= Leeser Rosenthal =

Jewish book collector

Leeser (Eliezer) Rosenthal (1794–1868) was a Jewish book collector in the first half of the nineteenth century.

Leeser Rosenthal was born on 13 April 1794 in Nasielsk, a small town near Warsaw, in what was then the Polish–Lithuanian Commonwealth. His forebears had been teachers and rabbis. He died at the age of 74 in Germany on 17 August 1868. He became a rabbi in Hanover where he married Zippora Sophie Blumenthal, with whom he had three children: Mathilde (1839–unknown), George (1828–1909), Nanny (1835–unknown).

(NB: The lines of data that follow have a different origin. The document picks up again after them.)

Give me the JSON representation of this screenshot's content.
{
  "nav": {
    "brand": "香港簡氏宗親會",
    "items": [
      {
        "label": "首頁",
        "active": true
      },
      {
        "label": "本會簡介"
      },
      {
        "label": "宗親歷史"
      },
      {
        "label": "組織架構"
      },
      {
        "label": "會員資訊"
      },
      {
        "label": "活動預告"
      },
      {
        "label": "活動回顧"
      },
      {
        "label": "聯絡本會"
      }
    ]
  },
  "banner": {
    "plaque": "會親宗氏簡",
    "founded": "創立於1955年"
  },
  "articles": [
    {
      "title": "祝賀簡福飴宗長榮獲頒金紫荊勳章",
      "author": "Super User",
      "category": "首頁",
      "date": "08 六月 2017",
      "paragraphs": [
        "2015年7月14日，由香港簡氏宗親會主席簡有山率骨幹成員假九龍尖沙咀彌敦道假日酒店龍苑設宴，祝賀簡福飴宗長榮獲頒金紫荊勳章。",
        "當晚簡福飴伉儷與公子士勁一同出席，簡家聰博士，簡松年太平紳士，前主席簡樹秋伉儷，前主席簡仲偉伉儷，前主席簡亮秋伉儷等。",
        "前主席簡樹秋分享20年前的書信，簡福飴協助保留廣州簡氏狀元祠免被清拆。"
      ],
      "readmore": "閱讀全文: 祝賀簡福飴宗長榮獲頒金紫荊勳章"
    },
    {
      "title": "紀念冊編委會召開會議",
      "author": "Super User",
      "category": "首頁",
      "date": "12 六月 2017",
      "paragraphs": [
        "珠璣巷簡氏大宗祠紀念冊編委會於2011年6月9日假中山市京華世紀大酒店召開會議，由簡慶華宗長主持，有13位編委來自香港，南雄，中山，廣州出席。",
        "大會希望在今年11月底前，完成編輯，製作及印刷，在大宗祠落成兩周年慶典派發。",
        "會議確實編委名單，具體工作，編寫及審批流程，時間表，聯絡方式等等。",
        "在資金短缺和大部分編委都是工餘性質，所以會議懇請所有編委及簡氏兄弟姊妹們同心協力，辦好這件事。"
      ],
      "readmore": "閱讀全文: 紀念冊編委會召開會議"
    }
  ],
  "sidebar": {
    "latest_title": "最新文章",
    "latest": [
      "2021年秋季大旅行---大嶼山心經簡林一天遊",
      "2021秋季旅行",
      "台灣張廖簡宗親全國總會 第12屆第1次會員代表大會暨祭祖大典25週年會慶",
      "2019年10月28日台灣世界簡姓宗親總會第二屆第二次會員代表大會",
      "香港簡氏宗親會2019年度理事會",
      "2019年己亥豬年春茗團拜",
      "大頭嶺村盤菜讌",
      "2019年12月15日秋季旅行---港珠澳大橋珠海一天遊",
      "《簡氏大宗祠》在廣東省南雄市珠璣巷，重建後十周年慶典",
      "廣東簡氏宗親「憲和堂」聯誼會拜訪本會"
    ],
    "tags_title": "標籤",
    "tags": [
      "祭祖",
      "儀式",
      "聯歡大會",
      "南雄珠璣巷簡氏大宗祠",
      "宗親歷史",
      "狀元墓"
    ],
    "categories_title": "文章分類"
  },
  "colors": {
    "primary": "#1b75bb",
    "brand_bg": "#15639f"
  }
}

His wife, a descendant of the rich banker Michael David, made it possible for Rosenthal to finance his collection. During his lifetime he assembled a large collection of books, which was considered to be the largest private collection of Germany in his field at the time. Among other things it contains a lot of Judaica and Hebraica, such as a complete assembly of the Wolf Heidenheim press in Rödelheim. At the time of Rosenthal's death he possessed around 6,000 volumes, thirty-two manuscripts and twelve incunabula of Hebrew origin. He was especially interested in writings about the Jewish view on enlightenment. He kept his books in a room at the Bergstrasse (Hanover). This was the same room where David Oppenheim had stored his collection before his collection was sold.

After Rosenthal's death his son, George Rosenthal, donated the collection to university of Amsterdam in 1880. Though the Germans sequestered the collection, it survived World War II and was returned to the University of Amsterdam under the name Bibliotheca Rosenthalina.